Today we have introduced a new server called LUNAR which is replacing our previous server LETO. This new server is three times more performative than any of our previous North American servers and it's physically identical to the new servers we've deployed in South Asia that we mentioned in our previous blog post.

We've been very pleased with the performance of those two new nodes and that's why we're moving forward with a North American server refresh based on the same hardware platform as those nodes.

As mentioned above we haven't merely added LUNAR to our current roster of servers, we've removed LETO and replaced it with LUNAR. We wanted to discuss why we did this in detail as we think it may be interesting to others building resilient web services like we are.

So firstly we should explain how LETO came to be and what platform it was based on. When we were seeking to add capacity to North America we had a self-imposed mandate to acquire a server with not just high performance but that was hosted by a different company to the one we were mainly using so that we could further diversify our infrastructure.

Similar to how we use three different geographically separated data centres in Europe we wanted the same in North America. Finding a server that was fast enough, affordable enough and hosted by a company we weren't already using was quite difficult.

And adding to the pressure was that we had traditionally shied away from using cloud hosts for a multitude of reasons including performance, cost and security. To put it in other words, we only used bare-metal servers where we're the only tenant on the machine.

As our search continued we did come across a cloud host in the USA that was offering the latest-generation of AMD EPYC-based virtual machines and the price was very attractive. We decided to test one out and found the performance was very good, in-fact we were seeing 2x the performance of our other North American bare metal servers for the same price.

So with performance, cost and diversification of our hosting all accomplished we decided to bring LETO online. It was to be our first virtualised server node. And for the first few months, everything was very good but then we ran into issues.

Firstly we suffered from random shutdowns. Since we're hosting a virtual machine on someone else's physical infrastructure from time to time they need to shut down the Hypervisor that runs the virtual machines to perform maintenance. Their maintenance windows never synchronised with our own and we never received advanced notice of when such maintenance would be occurring.

And so our LETO virtual machine would sometimes seemingly crash at random. Our systems take a while to shut down due to how much data they hold in memory which needs to be committed to disk and this 2-3 minute flushing period was too long for our virtual machine host.

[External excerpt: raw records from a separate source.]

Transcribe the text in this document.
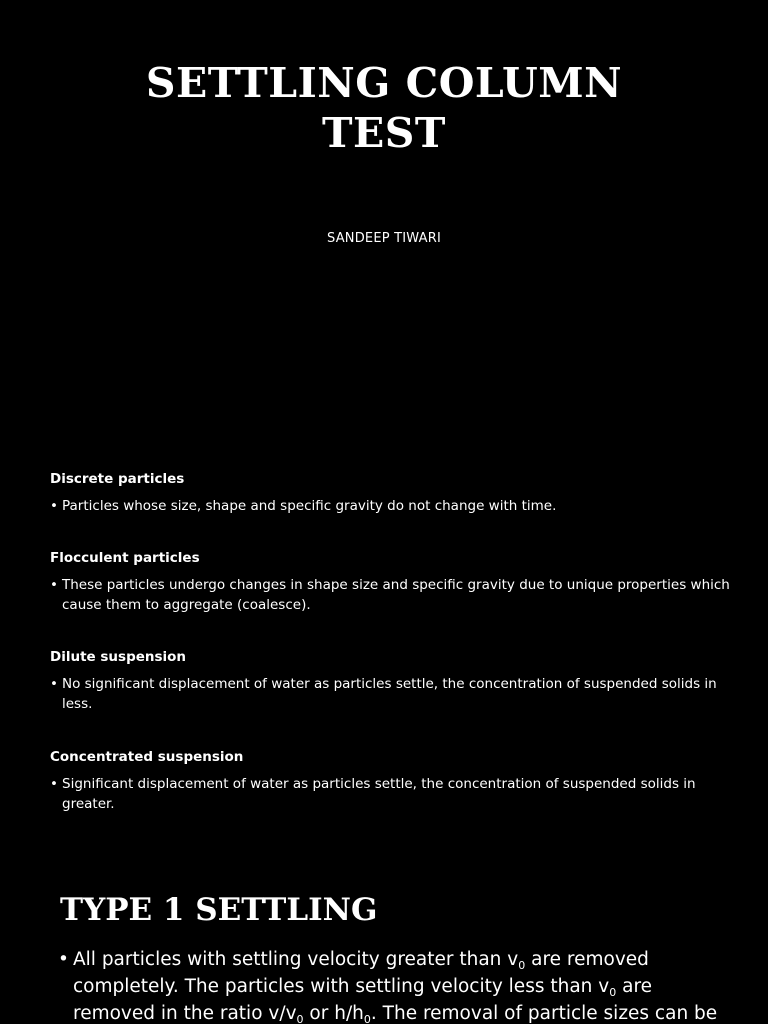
SETTLING COLUMN
TEST
SANDEEP TIWARI
Discrete particles
• Particles whose size, shape and specific gravity do not change with time.
Flocculent particles
• These particles undergo changes in shape size and specific gravity due to unique properties which cause them to aggregate (coalesce).
Dilute suspension
• No significant displacement of water as particles settle, the concentration of suspended solids in less.
Concentrated suspension
• Significant displacement of water as particles settle, the concentration of suspended solids in greater.
TYPE 1 SETTLING
• All particles with settling velocity greater than $v_0$ are removed completely. The particles with settling velocity less than $v_0$ are removed in the ratio $v/v_0$ or $h/h_0$. The removal of particle sizes can be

Second to that and the most pressing issue for us was rapidly degrading performance. We're not going to name and shame the host we were using because we know this isn't a unique problem with their service. The broad issue with virtualised infrastructure is when you share a system with other people you're at the mercy of what they're doing with their slice of the available computer resources.

And when we first got our server it was clear we didn't have many "noisy neighbours" sharing the resources with us but over time as more tenants moved in their usage began to impact the performance of our virtual machine. Even as we scaled LETO up by doubling its resources (and pricing) we were still seeing untenable performance regressions.

And that brought us to this decision to end the LETO experiment and go back into bare metal infrastructure where the performance is always consistent and predictable as is the stability since we control the hardware fully and can choose when and how we perform maintenance.

As of right now we no longer have any virtualised infrastructure driving our core services, we're only using virtual machines for honeypots and other non-essential services.

Of course, we do think virtualisation has its place, we use it on our bare metal servers for local software development as one example. But for a service like ours that needs low latency, consistency and stability it's just not a good fit at this time.

Thanks for reading and we hope you're all having a wonderful week!